Bug #4058
openQuestion 46 on Fall05-Exam3.pdf causes error in recognition
0%
Description
(This is a resubmission of a bug lost due to fire. The old bug number was 4057; that number seems to have taken by a newer bug submitted after the restore. We talked about this bug during the videoconference on 2009-05-06).
Question 46 on the exam private/samples/Fall05-Exam3.pdf is not recognized
correctly. This question contains some text, followed by a line of text on
it's own line that represents a string of DNA, and then contains several
choices which are all numbers.
Not all of the prompt is put into the question text, and the last choice (E)
also contains the question text for the next question.

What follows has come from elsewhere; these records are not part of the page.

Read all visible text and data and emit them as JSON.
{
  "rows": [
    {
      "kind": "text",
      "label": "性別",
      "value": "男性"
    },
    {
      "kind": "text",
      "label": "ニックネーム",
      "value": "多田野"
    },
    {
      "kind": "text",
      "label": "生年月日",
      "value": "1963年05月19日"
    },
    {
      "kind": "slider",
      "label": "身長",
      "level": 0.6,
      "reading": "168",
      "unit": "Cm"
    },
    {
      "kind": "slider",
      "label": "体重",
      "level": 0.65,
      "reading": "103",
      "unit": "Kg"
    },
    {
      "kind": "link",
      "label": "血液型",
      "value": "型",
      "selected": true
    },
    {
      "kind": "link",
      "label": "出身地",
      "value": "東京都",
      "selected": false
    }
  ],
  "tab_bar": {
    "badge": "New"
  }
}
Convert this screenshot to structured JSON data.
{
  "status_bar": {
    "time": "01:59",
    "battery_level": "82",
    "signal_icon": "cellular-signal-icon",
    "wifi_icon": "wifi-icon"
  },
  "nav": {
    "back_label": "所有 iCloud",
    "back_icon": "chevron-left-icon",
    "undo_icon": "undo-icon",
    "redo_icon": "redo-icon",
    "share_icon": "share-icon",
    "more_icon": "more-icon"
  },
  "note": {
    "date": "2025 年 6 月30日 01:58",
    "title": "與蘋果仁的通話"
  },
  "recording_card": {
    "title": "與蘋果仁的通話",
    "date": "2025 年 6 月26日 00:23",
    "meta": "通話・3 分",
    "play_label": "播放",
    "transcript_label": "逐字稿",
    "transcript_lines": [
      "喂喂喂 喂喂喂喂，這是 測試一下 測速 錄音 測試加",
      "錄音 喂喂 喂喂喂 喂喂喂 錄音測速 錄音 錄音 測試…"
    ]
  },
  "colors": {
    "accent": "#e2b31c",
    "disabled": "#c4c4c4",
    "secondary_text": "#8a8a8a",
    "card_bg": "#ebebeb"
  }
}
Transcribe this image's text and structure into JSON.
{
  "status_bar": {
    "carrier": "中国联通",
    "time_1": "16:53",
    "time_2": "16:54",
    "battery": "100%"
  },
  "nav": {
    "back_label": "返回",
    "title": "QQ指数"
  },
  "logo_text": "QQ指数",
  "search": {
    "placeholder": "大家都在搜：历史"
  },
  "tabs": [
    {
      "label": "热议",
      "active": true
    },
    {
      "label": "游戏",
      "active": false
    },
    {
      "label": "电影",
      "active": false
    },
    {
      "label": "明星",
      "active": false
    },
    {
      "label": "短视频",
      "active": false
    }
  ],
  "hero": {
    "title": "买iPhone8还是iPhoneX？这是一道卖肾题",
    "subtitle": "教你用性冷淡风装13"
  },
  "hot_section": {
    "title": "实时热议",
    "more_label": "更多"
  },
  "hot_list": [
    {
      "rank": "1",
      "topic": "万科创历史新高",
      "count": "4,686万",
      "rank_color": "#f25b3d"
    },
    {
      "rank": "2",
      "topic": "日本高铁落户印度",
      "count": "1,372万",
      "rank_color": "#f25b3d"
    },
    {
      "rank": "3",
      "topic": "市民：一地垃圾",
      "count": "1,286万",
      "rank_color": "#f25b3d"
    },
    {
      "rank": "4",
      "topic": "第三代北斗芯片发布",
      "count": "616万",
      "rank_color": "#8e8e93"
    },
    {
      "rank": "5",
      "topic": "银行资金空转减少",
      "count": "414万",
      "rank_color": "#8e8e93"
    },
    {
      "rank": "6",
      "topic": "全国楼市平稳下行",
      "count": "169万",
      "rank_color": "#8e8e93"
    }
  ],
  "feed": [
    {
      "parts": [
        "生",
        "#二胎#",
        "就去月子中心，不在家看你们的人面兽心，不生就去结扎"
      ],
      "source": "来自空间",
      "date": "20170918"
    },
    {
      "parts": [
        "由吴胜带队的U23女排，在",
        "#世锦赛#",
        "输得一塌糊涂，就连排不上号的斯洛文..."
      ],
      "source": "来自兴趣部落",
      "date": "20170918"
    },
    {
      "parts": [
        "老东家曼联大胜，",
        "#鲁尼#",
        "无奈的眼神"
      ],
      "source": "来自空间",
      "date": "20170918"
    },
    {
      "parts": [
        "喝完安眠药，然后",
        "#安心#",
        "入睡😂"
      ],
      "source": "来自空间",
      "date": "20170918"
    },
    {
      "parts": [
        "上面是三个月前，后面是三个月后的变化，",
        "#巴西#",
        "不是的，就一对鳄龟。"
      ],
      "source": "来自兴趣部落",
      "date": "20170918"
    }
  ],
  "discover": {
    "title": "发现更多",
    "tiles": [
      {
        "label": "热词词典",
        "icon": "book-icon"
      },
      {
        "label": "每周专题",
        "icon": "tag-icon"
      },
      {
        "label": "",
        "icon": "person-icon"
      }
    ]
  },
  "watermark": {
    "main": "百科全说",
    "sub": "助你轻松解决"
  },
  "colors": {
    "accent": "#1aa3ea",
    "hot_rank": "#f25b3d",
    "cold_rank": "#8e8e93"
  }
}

Sandeep, can you investigate this and make a report back as to why this is
occurring?
Updated by Sandeep Namilikonda over 15 years ago
The following pseudo code is relevant in the context of Bugs 3923, 3924, 3989, 4058, 4005.
I tried to elaborate more for the conditions that seemed more probable to be faulty.
PDFAssessment: parse() {
// SeparateQuestions()
// AssociateImages()
// CombineSplitQuestions()
// RecognizeQuestions()
}
Pseudo code for SeparateQuestions():
for each string block "i":
1) Find new section or part
2) In the text block, if found
(i) delimited question
(ii) "answer key" text
(iii)instr block and range
(iv) image tag
(v) digit
- if expected question # found => set nextNumMatches and
update qnum list and the index (multi-digit case)!
- else if new section found
- else if answer key found {} (goto for "i")!
- else append text to current question {} (goto for "i")!
- if correct number found then
(below are examples of cases handled where
134 is an arbitrary question number)
exclude 134" " and 134"a"
exclude 134."a" and 134.")" and 134."$"
exclude 134" " and 134" a"
allow:
134)
134" ".
134" "$
134#
134 a
134 #
- check for answer key "<number>) <letter>"
- if index+1 is digit then append to current Q
- else set current Q's question number and prepend
instr block if any!
- else if new page then change pagenum and set question to current
- else if left or right indented text
- if right then append
(vi) instr block
- update instr block with current
- Remove the text from list and i--.
(vii)white lines between two consecutive lines of text
- if text corresponds to instructions (e.g., questions i-j)
then choose the text to be the new question text and set
indented to false.
- else append current text to prev question and add new box
to existing one. Remove the text and i--.
(viii)else same question but check indentation
- if left indented and choice text found (e.g., a. or b) )
then add the current text to prev question and update box.
- else set indented to true if current.x > q.x.
Add the current text to prev question and update box.
- Remove text and i--.
Most of the cases are handled by this last condition! (e.g., choices, multiple
lines of question). Infact, this is what results in bug 4058 due to faulty indentation check!